Şiirler Menkîbeler - Şiirler Menkıbeler
Dört çeşit hatırlamak
  30 Mart 2018 Cuma , 22:05
Şiirler Menkîbeler - Şiirler Menkıbeler;Dört çeşit hatırlamak

Ölüm'ü hatırlamak, esasen dört kısımdır.

Birincisi, (gafil)in ölüm'ü anmasıdır.

 

O, hatırlasa bile ölüm'ü zaman zaman,

Alamaz kendisini dünyaya sarılmaktan.

 

Hatta hatırladıkça, sarılır daha fazla.

Ayrılığı düşünüp, ölüm'ü sevmez asla.

 

Bu yüzden kötü bilip, zemmeder ölüm'ü hep.

Der ki: (Bu, başımıza ne zaman gelir acep?

 

Yazık ki, ben de bir gün ölüp ayrılacağım.

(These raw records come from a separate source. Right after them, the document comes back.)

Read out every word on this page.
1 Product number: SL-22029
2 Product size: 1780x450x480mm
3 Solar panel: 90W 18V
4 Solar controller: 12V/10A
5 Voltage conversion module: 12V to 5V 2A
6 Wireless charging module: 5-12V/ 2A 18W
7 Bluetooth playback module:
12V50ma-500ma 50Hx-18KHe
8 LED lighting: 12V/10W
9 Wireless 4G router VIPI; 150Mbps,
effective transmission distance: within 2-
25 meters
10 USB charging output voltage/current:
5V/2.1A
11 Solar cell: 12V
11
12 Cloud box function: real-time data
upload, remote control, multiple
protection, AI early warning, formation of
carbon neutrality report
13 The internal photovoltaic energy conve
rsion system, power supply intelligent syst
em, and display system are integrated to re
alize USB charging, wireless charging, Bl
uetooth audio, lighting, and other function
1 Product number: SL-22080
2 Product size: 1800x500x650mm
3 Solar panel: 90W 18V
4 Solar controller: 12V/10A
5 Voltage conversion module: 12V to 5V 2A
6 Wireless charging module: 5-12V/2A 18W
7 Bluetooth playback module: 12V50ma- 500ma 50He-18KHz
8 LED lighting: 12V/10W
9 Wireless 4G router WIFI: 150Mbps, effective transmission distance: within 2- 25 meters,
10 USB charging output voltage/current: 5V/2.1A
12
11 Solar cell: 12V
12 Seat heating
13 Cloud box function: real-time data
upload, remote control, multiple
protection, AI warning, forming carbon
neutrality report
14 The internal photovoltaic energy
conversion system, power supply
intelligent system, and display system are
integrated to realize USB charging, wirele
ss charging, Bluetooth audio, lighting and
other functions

O zaman ne olacak evim, barkım, ocağım?

 

Arzu ve emellerim, hep yarıda kalacak.

Benim kazandığımı, varislerim alacak.)

 

Ölüm'ü düşündükçe, keder çöker içine.

Ve düşer bu dünyadan ayrılık ateşine.

 

Gafillerin, ölüm'ü bu türlü anmaları,

Daha uzaklaştırır Rablerinden onları.

 

İkinci kısım ise, (tövbe eden bir kul)dur.

Ölüm'ü hatırlayıp, pişmanlığı çok olur.

 

Yaptığı günahlara üzülüp, olur nadim.

Der ki: (Bu günahlarla ne olur benim halim?)

 

Kaçırdığı fırsatı çalışır telafiye.

Çok ister kavuşmayı gufran-ı ilahiye.

 

O, kötü bilmese de, ölüm'ü onlar gibi,

Erken gelmesini de istemez tabii ki.

 

Çünkü hazır değildir ölüm için o daha.

İstemez o haliyle, vasıl olsun Allah’a.

 

Her ne kadar ölmeyi istemese de erken,

Lakin olmaz zararı, bu halis niyetinden.

 

Çünkü arzu eder ki, baksın hazırlığına.

Öyle çıksın mahşerde, Rabbinin huzuruna.

 

Üçüncü kısım ise, arif ve velilerdir.

Bunlar istemezler ki, eceli etsin tehir.

 

Çünkü onlar, aşıktır Allahü teâlâya.

Can atarlar ölüp de Rablerine varmaya.

 

Ölüm'ü, yadlarından çıkarmazlar bunlar hiç.

Çünkü ölüm'le gelir bunlara büyük sevinç.

 

Kavuşmaktan başkaca olmaz bir gayeleri.

Bundan ileri gelir ölmek istemeleri.

 

Bunlar, yalnız ölümle bulurlar huzur, rahat.

Çünkü ancak ölüm'le mümkün olur bu vuslat.

 

Zaten ölüm, köprüdür, dünyadan ahirete.

Bunlar da ölüm ile kavuşurlar rahmete.

 

Bunların da üstünde bir derece vardır ki,

Onlar da düşünürler ölüm'ü, şu farkla ki,

 

Ölüm'ün gelmesinde, bu çok yüksek zevatın,

Yoktur bir fikirleri, geç olmuş, ya da yakın.

 

Hakk’a bırakmışlardır, onlar her hadiseyi.

O, ne takdir ederse, beğenirler o şeyi.

 

Kendi arzularından ileri geçmişlerdir.

Murad-ı ilahiyi, murad edinmişlerdir.

 

Rıza derecesine varmışlardır ki onlar,

Kalmamıştır onlarda şu veya bu arzular.

 

Takdir-i ilahiye eğmişlerdir tam boyun.

O, ne takdir ederse,  derler ki: (Budur uygun.)

 

Ölüm ile hayatın, onlarca farkı yoktur.

Ancak böyle bulurlar onlar rahat ve huzur.

 

Öyle dalmışlardır ki aşkullaha bu kullar,

Onları, başka şeyler etmez pek alakadar.